Instalar una antena parabólica en un balcón o terraza privada no significa que el propietario pueda hacer cualquier modificación sin consultar a la comunidad. La normativa reconoce el derecho de los vecinos a acceder a servicios de telecomunicaciones, pero también establece límites sobre dónde y cómo puede colocarse la antena. La clave está en determinar si la instalación afecta o no a elementos comunes del edificio.
No se pueden hacer alteraciones de la fachada
Instalarla una parabólica taladrando la fachada, fijar el soporte a un muro exterior o anclarlo a la barandilla, está prohibido.
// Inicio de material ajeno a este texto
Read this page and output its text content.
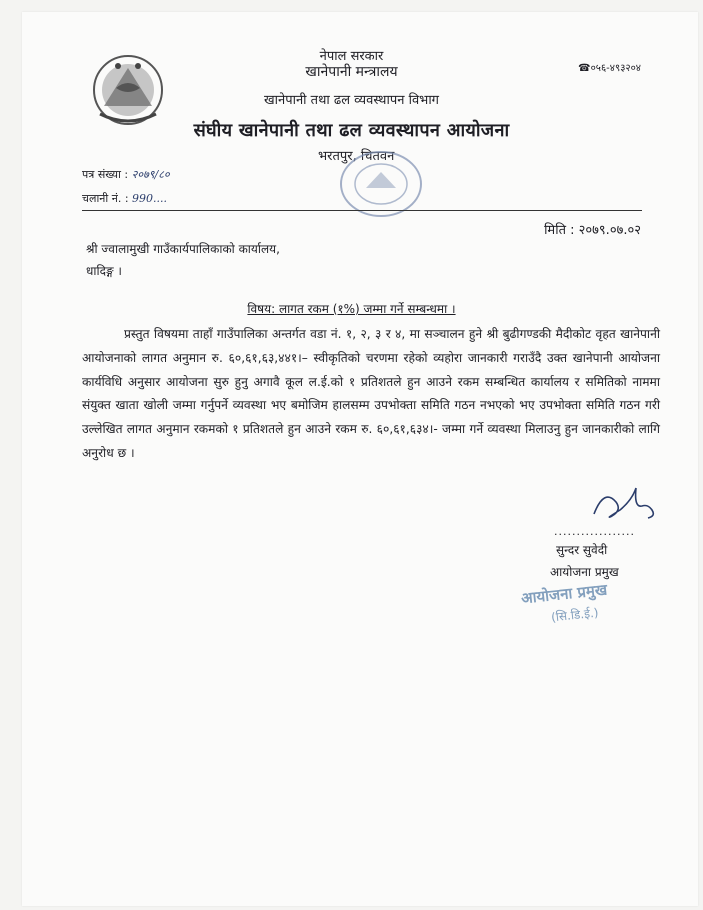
☎०५६-४९३२०४
नेपाल सरकार
खानेपानी मन्त्रालय
खानेपानी तथा ढल व्यवस्थापन विभाग
संघीय खानेपानी तथा ढल व्यवस्थापन आयोजना
भरतपुर, चितवन
पत्र संख्या : २०७९/८०
चलानी नं. : 990....
मिति : २०७९.०७.०२
श्री ज्वालामुखी गाउँकार्यपालिकाको कार्यालय,
धादिङ्ग ।
विषय: लागत रकम (१%) जम्मा गर्ने सम्बन्धमा ।
प्रस्तुत विषयमा ताहाँ गाउँपालिका अन्तर्गत वडा नं. १, २, ३ र ४, मा सञ्चालन हुने श्री बुढीगण्डकी मैदीकोट वृहत खानेपानी आयोजनाको लागत अनुमान रु. ६०,६१,६३,४४१।– स्वीकृतिको चरणमा रहेको व्यहोरा जानकारी गराउँदै उक्त खानेपानी आयोजना कार्यविधि अनुसार आयोजना सुरु हुनु अगावै कूल ल.ई.को १ प्रतिशतले हुन आउने रकम सम्बन्धित कार्यालय र समितिको नाममा संयुक्त खाता खोली जम्मा गर्नुपर्ने व्यवस्था भए बमोजिम हालसम्म उपभोक्ता समिति गठन नभएको भए उपभोक्ता समिति गठन गरी उल्लेखित लागत अनुमान रकमको १ प्रतिशतले हुन आउने रकम रु. ६०,६१,६३४।- जम्मा गर्ने व्यवस्था मिलाउनु हुन जानकारीको लागि अनुरोध छ ।
..................
सुन्दर सुवेदी
आयोजना प्रमुख
आयोजना प्रमुख
(सि.डि.ई.)
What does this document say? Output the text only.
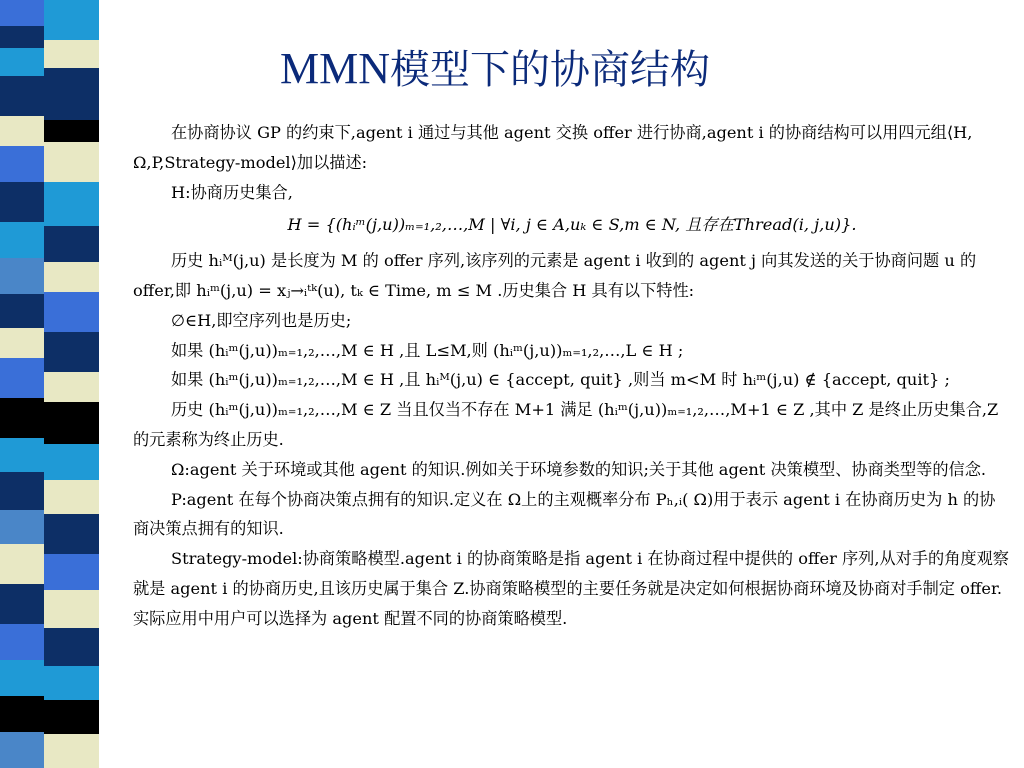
MMN模型下的协商结构

在协商协议 GP 的约束下,agent i 通过与其他 agent 交换 offer 进行协商,agent i 的协商结构可以用四元组⟨H, Ω,P,Strategy-model⟩加以描述:

H:协商历史集合,

H = {(hᵢᵐ(j,u))ₘ₌₁,₂,…,M | ∀i, j ∈ A,uₖ ∈ S,m ∈ N, 且存在Thread(i, j,u)}.

历史 hᵢᴹ(j,u) 是长度为 M 的 offer 序列,该序列的元素是 agent i 收到的 agent j 向其发送的关于协商问题 u 的 offer,即 hᵢᵐ(j,u) = xⱼ→ᵢᵗᵏ(u), tₖ ∈ Time, m ≤ M .历史集合 H 具有以下特性:

∅∈H,即空序列也是历史;

如果 (hᵢᵐ(j,u))ₘ₌₁,₂,…,M ∈ H ,且 L≤M,则 (hᵢᵐ(j,u))ₘ₌₁,₂,…,L ∈ H ;

如果 (hᵢᵐ(j,u))ₘ₌₁,₂,…,M ∈ H ,且 hᵢᴹ(j,u) ∈ {accept, quit} ,则当 m<M 时 hᵢᵐ(j,u) ∉ {accept, quit} ;

历史 (hᵢᵐ(j,u))ₘ₌₁,₂,…,M ∈ Z 当且仅当不存在 M+1 满足 (hᵢᵐ(j,u))ₘ₌₁,₂,…,M+1 ∈ Z ,其中 Z 是终止历史集合,Z 的元素称为终止历史.

Ω:agent 关于环境或其他 agent 的知识.例如关于环境参数的知识;关于其他 agent 决策模型、协商类型等的信念.

P:agent 在每个协商决策点拥有的知识.定义在 Ω上的主观概率分布 Pₕ,ᵢ( Ω)用于表示 agent i 在协商历史为 h 的协商决策点拥有的知识.

Strategy-model:协商策略模型.agent i 的协商策略是指 agent i 在协商过程中提供的 offer 序列,从对手的角度观察就是 agent i 的协商历史,且该历史属于集合 Z.协商策略模型的主要任务就是决定如何根据协商环境及协商对手制定 offer.实际应用中用户可以选择为 agent 配置不同的协商策略模型.
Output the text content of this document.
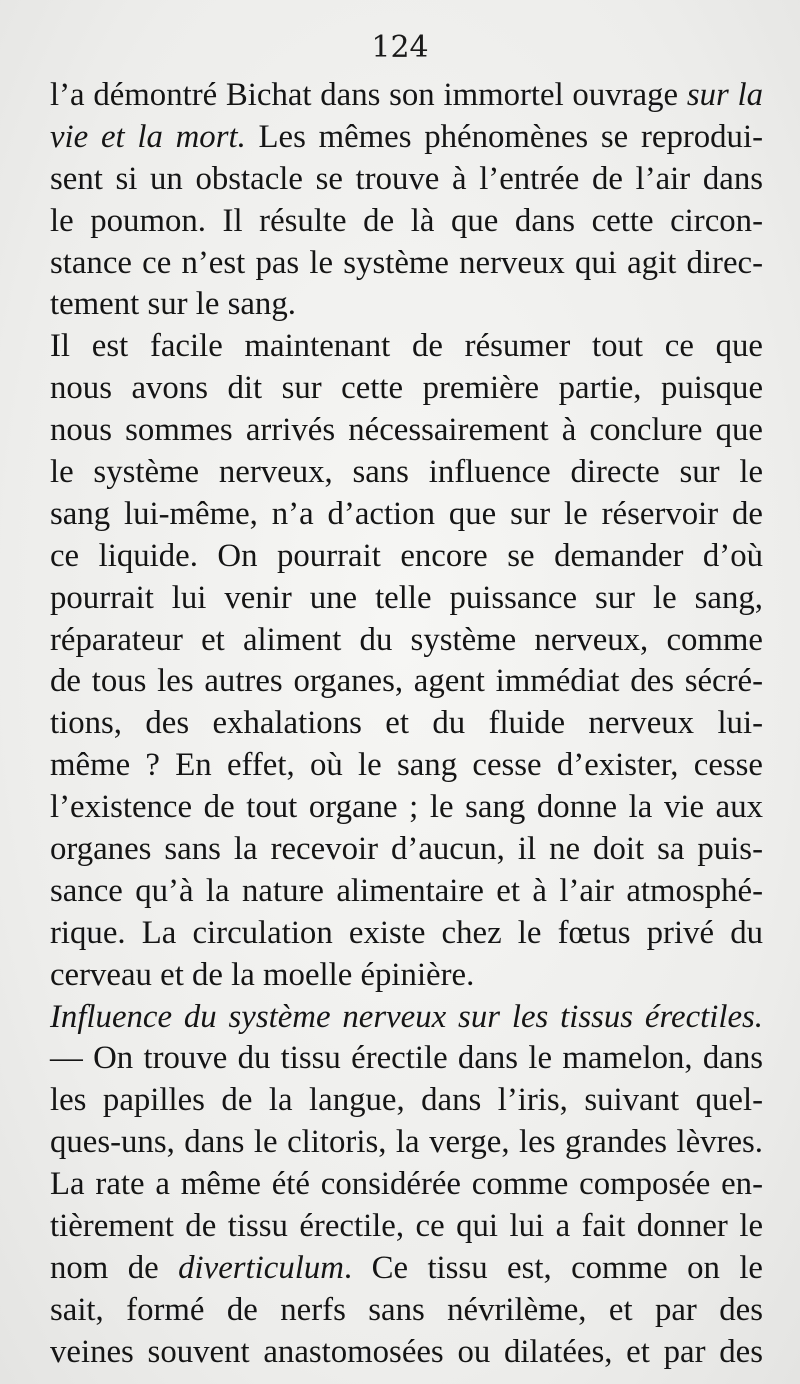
124

l’a démontré Bichat dans son immortel ouvrage sur la
vie et la mort. Les mêmes phénomènes se reprodui-
sent si un obstacle se trouve à l’entrée de l’air dans
le poumon. Il résulte de là que dans cette circon-
stance ce n’est pas le système nerveux qui agit direc-
tement sur le sang.
Il est facile maintenant de résumer tout ce que
nous avons dit sur cette première partie, puisque
nous sommes arrivés nécessairement à conclure que
le système nerveux, sans influence directe sur le
sang lui-même, n’a d’action que sur le réservoir de
ce liquide. On pourrait encore se demander d’où
pourrait lui venir une telle puissance sur le sang,
réparateur et aliment du système nerveux, comme
de tous les autres organes, agent immédiat des sécré-
tions, des exhalations et du fluide nerveux lui-
même ? En effet, où le sang cesse d’exister, cesse
l’existence de tout organe ; le sang donne la vie aux
organes sans la recevoir d’aucun, il ne doit sa puis-
sance qu’à la nature alimentaire et à l’air atmosphé-
rique. La circulation existe chez le fœtus privé du
cerveau et de la moelle épinière.
Influence du système nerveux sur les tissus érectiles.
— On trouve du tissu érectile dans le mamelon, dans
les papilles de la langue, dans l’iris, suivant quel-
ques-uns, dans le clitoris, la verge, les grandes lèvres.
La rate a même été considérée comme composée en-
tièrement de tissu érectile, ce qui lui a fait donner le
nom de diverticulum. Ce tissu est, comme on le
sait, formé de nerfs sans névrilème, et par des
veines souvent anastomosées ou dilatées, et par des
Estos elementos pueden tener carácter común, aunque estén situados dentro del espacio de uso privativo. Según establece el artículo 7.1 de la LPH, no se pueden hacer alteraciones en elementos estéticos comunes del edificio.
Las a ntenas parabolicas necesitan permiso para la instalacion / Freepik
Además, el Tribunal Supremo ha confirmado que las barandillas de las terrazas son elementos comunes, por lo que no pueden modificarse unilateralmente.
La excepción es dejarla en un soporte
Otra cosa es si el propietario coloca la parabólica dentro de los límites de su balcón o terraza, mediante un soporte apoyado en el suelo y sin perforar paredes, techos o barandillas, la situación es diferente. Siempre deberá respetar, además, las normas urbanísticas y de estética del municipio, especialmente si la antena queda visible desde la calle.
La comunidad no puede bloquear el acceso a las telecomunicaciones
Cuando no existe una infraestructura colectiva adecuada, el propietario puede comunicar por escrito al presidente su intención de instalar una antena. La comunidad dispone de 15 días para responder y, si rechaza crear o adaptar una instalación común, el propietario puede llegar a tener derecho a realizar una instalación individual, asumiendo los costes.

No te pueden negar el acceso a las comunicaciones / Freepik
Eso no significa que pueda elegir cualquier lugar. La instalación debe causar el menor impacto posible y cumplir las normas municipales.
Por tanto, antes de colocar una parabólica, conviene comprobar tanto las reglas de la comunidad como las ordenanzas municipales. Una instalación realizada sin permiso sobre un elemento común puede acabar obligando al propietario a retirarla.